After all, way back in 1542, Juan Rodríguez Cabrillo described what is now the Los Angeles basin as “The Valley of Smokes.” That early smog came from the bonfires of the Tongva (also called Gabrielino) Indians—the primary polluters of the era, no doubt.
Truth be told, the air in Los Angeles is significantly cleaner these days—radically better—than this newly bestowed title of “Smog Central” would have us believe. In fact, any criticism about the presence of smog in Los Angeles is, divorced from the city itself, as meaningless as, say, complaints about blizzards in Buffalo, hurricanes in Miami, or droughts in Las Vegas.
Simply stated, climatic conditions being what they are, Los Angeles will always naturally have more smog than most other cities because of its location, number of cars, and long-standing history as a basin that produces this side effect. Despite all this, the overall trend is a good one: Smog is on a steady decline.
Though most environmental extremists will not admit it, smog levels actually fell this year. According to Bill Brick, San Diego County Air Pollution Control District meteorologist,
“We’re continuing in a downward trend. The controls we are putting on are really making a difference. And, in the last few years, cleaner cars are really helping to turn the corner and get the numbers to drop even more.”

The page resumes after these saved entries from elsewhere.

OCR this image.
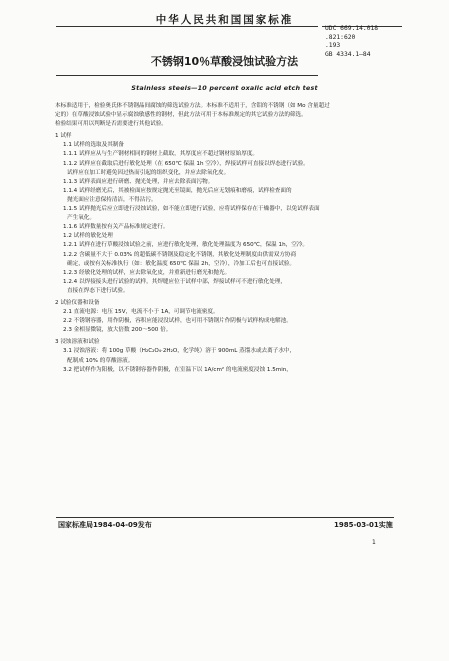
中华人民共和国国家标准
UDC 669.14.018
.821:620
.193
GB 4334.1—84
不锈钢10％草酸浸蚀试验方法
Stainless steels—10 percent oxalic acid etch test

本标准适用于，检验奥氏体不锈钢晶间腐蚀的筛选试验方法。本标准不适用于，含钼的不锈钢（如 Mo 含量超过

定的）在草酸浸蚀试验中显示腐蚀敏感性的钢材，但此方法可用于本标准规定的其它试验方法的筛选。

检验结果可用以判断是否需要进行其他试验。

1 试样

1.1 试样的选取及其制备

1.1.1 试样应从与生产钢材相同的钢材上截取，其厚度应不超过钢材原始厚度。

1.1.2 试样应在截取后进行敏化处理（在 650℃ 保温 1h 空冷），焊接试样可直接以焊态进行试验。

试样应在加工时避免因过热而引起的组织变化，并应去除氧化皮。

1.1.3 试样表面应进行研磨、抛光处理，并应去除表面污物。

1.1.4 试样经磨光后，其被检面应按规定抛光至镜面，抛光后应无划痕和磨痕，试样检查面的

抛光面应注意保持清洁，不得沾污。

1.1.5 试样抛光后应立即进行浸蚀试验，如不能立即进行试验，应将试样保存在干燥器中，以免试样表面

产生氧化。

1.1.6 试样数量按有关产品标准规定进行。

1.2 试样的敏化处理

1.2.1 试样在进行草酸浸蚀试验之前，应进行敏化处理，敏化处理温度为 650℃，保温 1h，空冷。

1.2.2 含碳量不大于 0.03% 的超低碳不锈钢及稳定化不锈钢，其敏化处理制度由供需双方协商

确定，或按有关标准执行（如：敏化温度 650℃ 保温 2h，空冷），冷加工后也可直接试验。

1.2.3 经敏化处理的试样，应去除氧化皮，并重新进行磨光和抛光。

1.2.4 以焊接接头进行试验的试样，其焊缝应位于试样中部，焊接试样可不进行敏化处理，

直接在焊态下进行试验。

2 试验仪器和设备

2.1 直流电源：电压 15V，电流不小于 1A，可调节电流密度。

2.2 不锈钢容器，用作阴极，容积应能浸没试样，也可用不锈钢片作阴极与试样构成电解池。

2.3 金相显微镜，放大倍数 200～500 倍。

3 浸蚀溶液和试验

3.1 浸蚀溶液：将 100g 草酸（H₂C₂O₄·2H₂O，化学纯）溶于 900mL 蒸馏水或去离子水中，

配制成 10% 的草酸溶液。

3.2 把试样作为阳极，以不锈钢容器作阴极，在室温下以 1A/cm² 的电流密度浸蚀 1.5min，

国家标准局1984-04-09发布	1985-03-01实施
1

Mr. Brick’s statement is just as applicable to Los Angeles County, which logged fewer violations than in years past. Indeed, there is a sense of cognitive dissonance among the activists who bemoan LA’s air pollution problems. On the one hand, they demand the production and use of cleaner, more fuel efficient cars. Yet, when consumers buy these models, critics also complain about more cars on the road and the threat of increased smog, even though these autos meet the EPA’s strictest guidelines.

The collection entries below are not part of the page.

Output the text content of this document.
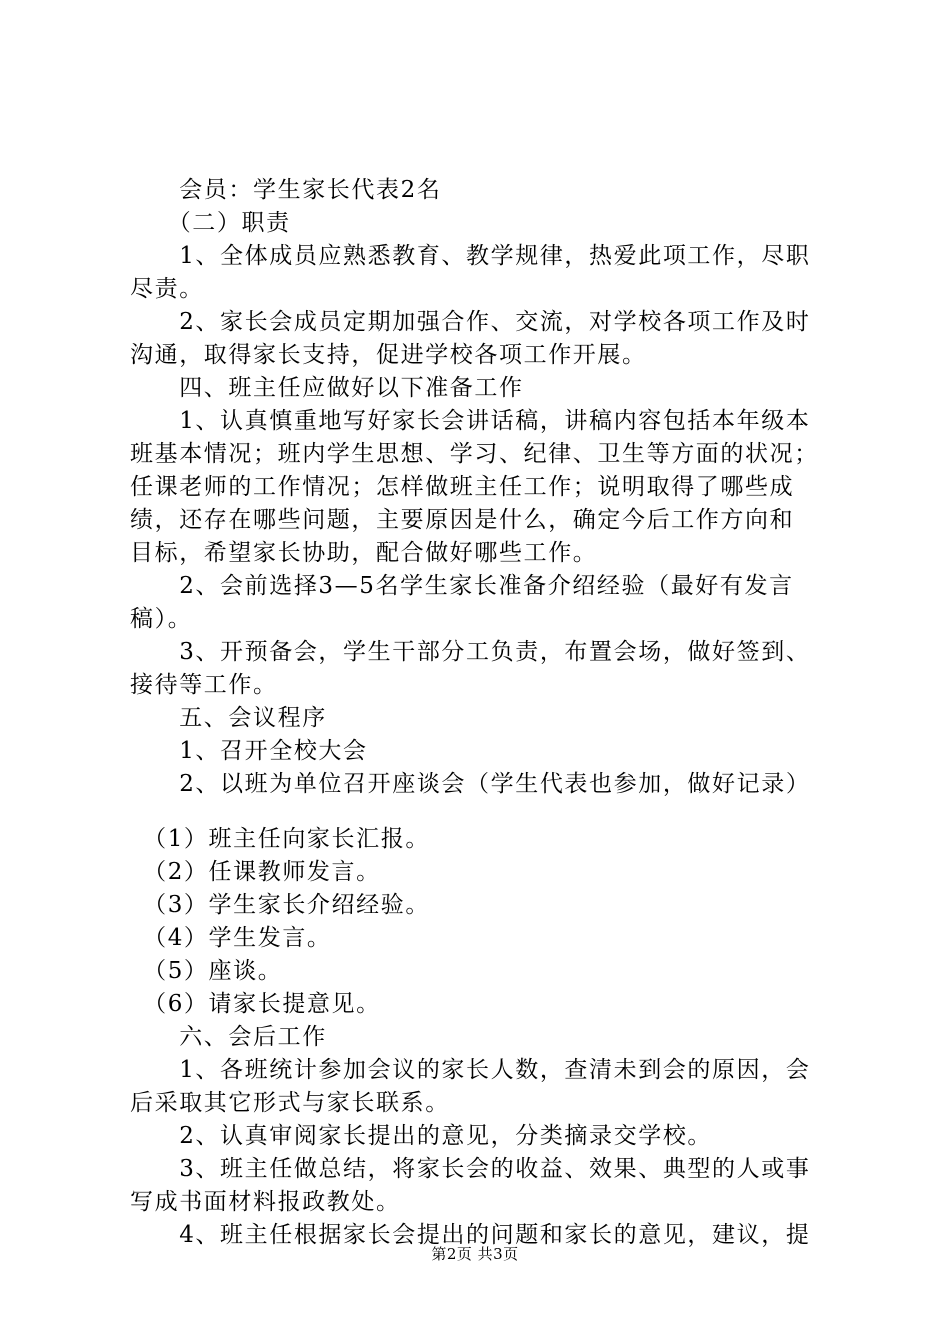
　　会员：学生家长代表2名
　　（二）职责
　　1、全体成员应熟悉教育、教学规律，热爱此项工作，尽职
尽责。
　　2、家长会成员定期加强合作、交流，对学校各项工作及时
沟通，取得家长支持，促进学校各项工作开展。
　　四、班主任应做好以下准备工作
　　1、认真慎重地写好家长会讲话稿，讲稿内容包括本年级本
班基本情况；班内学生思想、学习、纪律、卫生等方面的状况；
任课老师的工作情况；怎样做班主任工作；说明取得了哪些成
绩，还存在哪些问题，主要原因是什么，确定今后工作方向和
目标，希望家长协助，配合做好哪些工作。
　　2、会前选择3—5名学生家长准备介绍经验（最好有发言
稿）。
　　3、开预备会，学生干部分工负责，布置会场，做好签到、
接待等工作。
　　五、会议程序
　　1、召开全校大会
　　2、以班为单位召开座谈会（学生代表也参加，做好记录）
　（1）班主任向家长汇报。
　（2）任课教师发言。
　（3）学生家长介绍经验。
　（4）学生发言。
　（5）座谈。
　（6）请家长提意见。
　　六、会后工作
　　1、各班统计参加会议的家长人数，查清未到会的原因，会
后采取其它形式与家长联系。
　　2、认真审阅家长提出的意见，分类摘录交学校。
　　3、班主任做总结，将家长会的收益、效果、典型的人或事
写成书面材料报政教处。
　　4、班主任根据家长会提出的问题和家长的意见，建议，提
第2页 共3页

For them, the solution is always less industrialization, less development, and fewer people—although they ARE stumped about that air pollution in 1542…

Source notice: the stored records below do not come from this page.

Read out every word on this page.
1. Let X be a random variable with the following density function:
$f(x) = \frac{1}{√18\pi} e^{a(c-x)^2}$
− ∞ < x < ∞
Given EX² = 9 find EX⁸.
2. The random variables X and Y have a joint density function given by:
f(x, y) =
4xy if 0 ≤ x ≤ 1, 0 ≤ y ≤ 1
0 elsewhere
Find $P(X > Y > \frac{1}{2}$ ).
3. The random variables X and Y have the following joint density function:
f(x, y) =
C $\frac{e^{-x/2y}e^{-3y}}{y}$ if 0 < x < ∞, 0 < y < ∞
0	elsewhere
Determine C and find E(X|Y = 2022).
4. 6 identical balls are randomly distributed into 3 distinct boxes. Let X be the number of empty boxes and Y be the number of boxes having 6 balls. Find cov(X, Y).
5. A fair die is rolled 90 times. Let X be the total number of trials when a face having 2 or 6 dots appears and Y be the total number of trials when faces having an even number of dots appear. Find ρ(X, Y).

It is important to bear in mind that weather is one of the greatest factors responsible for smog levels. As cooler temperatures arrive, the production of smog naturally decreases. Consider this report from the Dallas Morning News on reductions in smog over the last few years in Houston, quoting Bryan Lambeth, chief meteorologist for the Texas Natural Resource Conservation Commission:
“The main reason for fewer ozone violation days this year has been the weather. Houston enjoyed a windier, cloudier summer than in 1999 and 2000. It’s weather that causes the big swings from year to year. More stagnation and more sunshine…leads to more ozone formation.”
A further reason for the drop in atmospheric ozone levels, and one that is not widely reported, is the 60 percent decrease in coal-fired power plant emissions. According to Joel Schwartz, a visiting fellow at the American Enterprise Institute and the author of the report Finding Better Ways to Achieve Cleaner Air, activists avoid mentioning these statistics because they thoroughly undermine their doom-and-gloom predictions. Also, these numbers come on the heels of an eight percent per year decline in automobile emissions due to fleet turnover to cleaner vehicles.
As one who vividly remembers eye-burning air pollution as a teenager, I can personally assert that smog is hardly the menace it was a generation ago, in Los Angeles and other locales with a reputation for dirty air. This does not mean that we can rest on our laurels. Far from it.
It does mean that real progress is being made, and that the time for extremist rhetoric and scare tactics—if there ever was one— has long since passed.